Neue Wege. Während sich Spiegel und Papier fast von selbst zerstören, muss man für die Musik mehr Aktionen setzen. Paul Wallner ist für die Klangwelt von HVOB zuständig, das knisternde Styropor gefiel ihm mit am besten. Er beschreibt diese Form der Albumproduktion als Herausforderung: „Tracks rund um diese Geräusche zu bauen und so die Identität des Soundgewands zu schaffen“, das war für ihn neu. Bildlich meint er, „da muss man (in den Tonspuren) schon mehrere Spiegel zerbrechen, und jener, der am schönsten fällt, mit dem arbeitet man dann weiter“. Neu ist vielleicht generell diese synchrone Kombination aus Musik, Visuals und bildender Kunst. Die Schmelze der ersten beiden Komponenten kennt man schon von Pfadfinderei, Modeselektor und anderen, aber ein Kunstwerk, das eine Platte begleitet, damit weiten HVOB ihre Zielgruppe um das Kunstpublikum aus.

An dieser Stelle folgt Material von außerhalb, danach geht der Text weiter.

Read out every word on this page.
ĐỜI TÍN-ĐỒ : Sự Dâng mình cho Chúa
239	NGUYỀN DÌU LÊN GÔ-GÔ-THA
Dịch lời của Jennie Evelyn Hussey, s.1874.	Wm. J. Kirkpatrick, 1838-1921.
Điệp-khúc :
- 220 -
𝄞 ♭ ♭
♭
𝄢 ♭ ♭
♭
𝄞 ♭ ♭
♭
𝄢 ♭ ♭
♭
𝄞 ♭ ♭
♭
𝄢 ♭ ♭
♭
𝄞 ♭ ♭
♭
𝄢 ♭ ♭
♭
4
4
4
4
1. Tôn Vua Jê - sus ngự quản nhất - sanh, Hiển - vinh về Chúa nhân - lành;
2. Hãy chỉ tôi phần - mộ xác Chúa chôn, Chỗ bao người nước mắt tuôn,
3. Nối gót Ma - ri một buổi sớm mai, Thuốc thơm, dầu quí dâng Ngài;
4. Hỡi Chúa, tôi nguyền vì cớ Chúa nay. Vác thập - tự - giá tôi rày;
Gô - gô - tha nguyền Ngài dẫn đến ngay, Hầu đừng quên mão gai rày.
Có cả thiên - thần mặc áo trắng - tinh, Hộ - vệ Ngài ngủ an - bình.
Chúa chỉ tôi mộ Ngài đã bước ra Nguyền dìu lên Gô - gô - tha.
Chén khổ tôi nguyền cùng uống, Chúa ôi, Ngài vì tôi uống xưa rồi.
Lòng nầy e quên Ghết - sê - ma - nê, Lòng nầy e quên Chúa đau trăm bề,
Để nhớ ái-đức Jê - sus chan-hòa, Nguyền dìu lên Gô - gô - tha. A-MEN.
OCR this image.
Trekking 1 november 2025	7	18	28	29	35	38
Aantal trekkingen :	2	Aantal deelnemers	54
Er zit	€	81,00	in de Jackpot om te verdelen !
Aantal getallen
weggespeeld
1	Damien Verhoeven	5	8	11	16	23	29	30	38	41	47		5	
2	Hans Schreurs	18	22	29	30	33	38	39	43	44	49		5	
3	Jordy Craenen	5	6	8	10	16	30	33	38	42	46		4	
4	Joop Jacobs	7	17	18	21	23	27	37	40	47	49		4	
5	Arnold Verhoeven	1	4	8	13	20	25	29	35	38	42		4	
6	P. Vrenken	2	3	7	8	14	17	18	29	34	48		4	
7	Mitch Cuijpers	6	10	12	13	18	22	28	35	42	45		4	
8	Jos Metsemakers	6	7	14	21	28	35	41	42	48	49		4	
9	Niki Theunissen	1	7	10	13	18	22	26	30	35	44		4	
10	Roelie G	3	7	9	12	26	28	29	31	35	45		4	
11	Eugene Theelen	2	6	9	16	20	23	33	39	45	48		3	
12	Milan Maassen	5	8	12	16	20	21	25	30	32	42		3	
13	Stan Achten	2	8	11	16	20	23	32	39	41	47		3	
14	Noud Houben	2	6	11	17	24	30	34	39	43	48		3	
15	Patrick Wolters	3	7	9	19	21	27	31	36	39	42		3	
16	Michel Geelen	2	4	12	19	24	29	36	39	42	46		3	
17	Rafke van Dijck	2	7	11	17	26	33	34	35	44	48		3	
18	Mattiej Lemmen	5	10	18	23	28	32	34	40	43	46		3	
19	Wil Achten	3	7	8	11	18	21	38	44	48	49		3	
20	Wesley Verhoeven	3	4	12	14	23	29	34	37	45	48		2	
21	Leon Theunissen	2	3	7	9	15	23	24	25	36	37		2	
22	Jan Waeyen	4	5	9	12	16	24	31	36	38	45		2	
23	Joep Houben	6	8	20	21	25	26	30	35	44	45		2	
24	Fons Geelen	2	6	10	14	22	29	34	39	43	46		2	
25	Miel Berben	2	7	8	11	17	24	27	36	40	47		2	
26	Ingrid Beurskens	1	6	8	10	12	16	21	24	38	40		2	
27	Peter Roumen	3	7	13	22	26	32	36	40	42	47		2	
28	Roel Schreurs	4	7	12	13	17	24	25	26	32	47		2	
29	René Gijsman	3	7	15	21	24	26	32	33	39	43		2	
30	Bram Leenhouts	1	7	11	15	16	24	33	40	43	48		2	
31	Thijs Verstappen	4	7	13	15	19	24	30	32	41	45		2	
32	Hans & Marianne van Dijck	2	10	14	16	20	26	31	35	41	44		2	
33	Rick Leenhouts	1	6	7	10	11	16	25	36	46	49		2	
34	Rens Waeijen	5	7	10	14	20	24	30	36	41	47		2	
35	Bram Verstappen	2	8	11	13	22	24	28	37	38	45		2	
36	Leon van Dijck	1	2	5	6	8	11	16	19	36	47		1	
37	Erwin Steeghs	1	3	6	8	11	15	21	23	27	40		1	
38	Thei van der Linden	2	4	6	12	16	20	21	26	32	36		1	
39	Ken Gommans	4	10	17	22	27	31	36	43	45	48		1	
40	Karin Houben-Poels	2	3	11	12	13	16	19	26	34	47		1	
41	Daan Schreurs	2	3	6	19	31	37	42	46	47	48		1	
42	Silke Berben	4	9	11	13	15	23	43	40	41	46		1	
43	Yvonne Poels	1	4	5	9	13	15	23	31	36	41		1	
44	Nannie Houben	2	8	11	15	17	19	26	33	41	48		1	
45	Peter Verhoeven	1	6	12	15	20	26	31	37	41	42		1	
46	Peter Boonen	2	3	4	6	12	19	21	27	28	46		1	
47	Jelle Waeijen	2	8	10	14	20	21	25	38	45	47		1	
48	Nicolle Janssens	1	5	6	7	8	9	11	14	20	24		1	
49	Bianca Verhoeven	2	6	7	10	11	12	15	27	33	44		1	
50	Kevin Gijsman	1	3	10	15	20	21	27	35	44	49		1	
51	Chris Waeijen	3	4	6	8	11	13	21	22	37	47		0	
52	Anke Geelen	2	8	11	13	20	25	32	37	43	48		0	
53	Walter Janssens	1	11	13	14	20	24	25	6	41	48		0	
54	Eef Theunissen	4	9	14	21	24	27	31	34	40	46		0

Deshalb reiste das Duo auch nicht nur mit ihrem Schlagzeuger und Lichterloh von Beirut (wo sie ihren alten Fan, den libanesisch-französischen Modedesigner Elie Saab in der ersten Reihe trafen) über Johannesburg (wo sie über 500 Gäste nach Hause schicken mussten, weil der Platz fehlte) bis nach Hongkong (wo sie vorher überhaupt noch nie waren), sondern auch zu internationalen Kunstmessen. Und wer weiß, vielleicht setzen sie ihre Dreifaltigkeit beim nächsten Album schon live als Quatralog um.

Tipp

Das interdisziplinäre Album „Trialog“ ist in Österreich am 17. April erschienen. Ein Mix des Duos ist derzeit auch im Rahmen der Serie „Mixtate“ im Londoner Museum Tate Modern zu hören. Alle Konzerttermine auf www.hvob-music.com.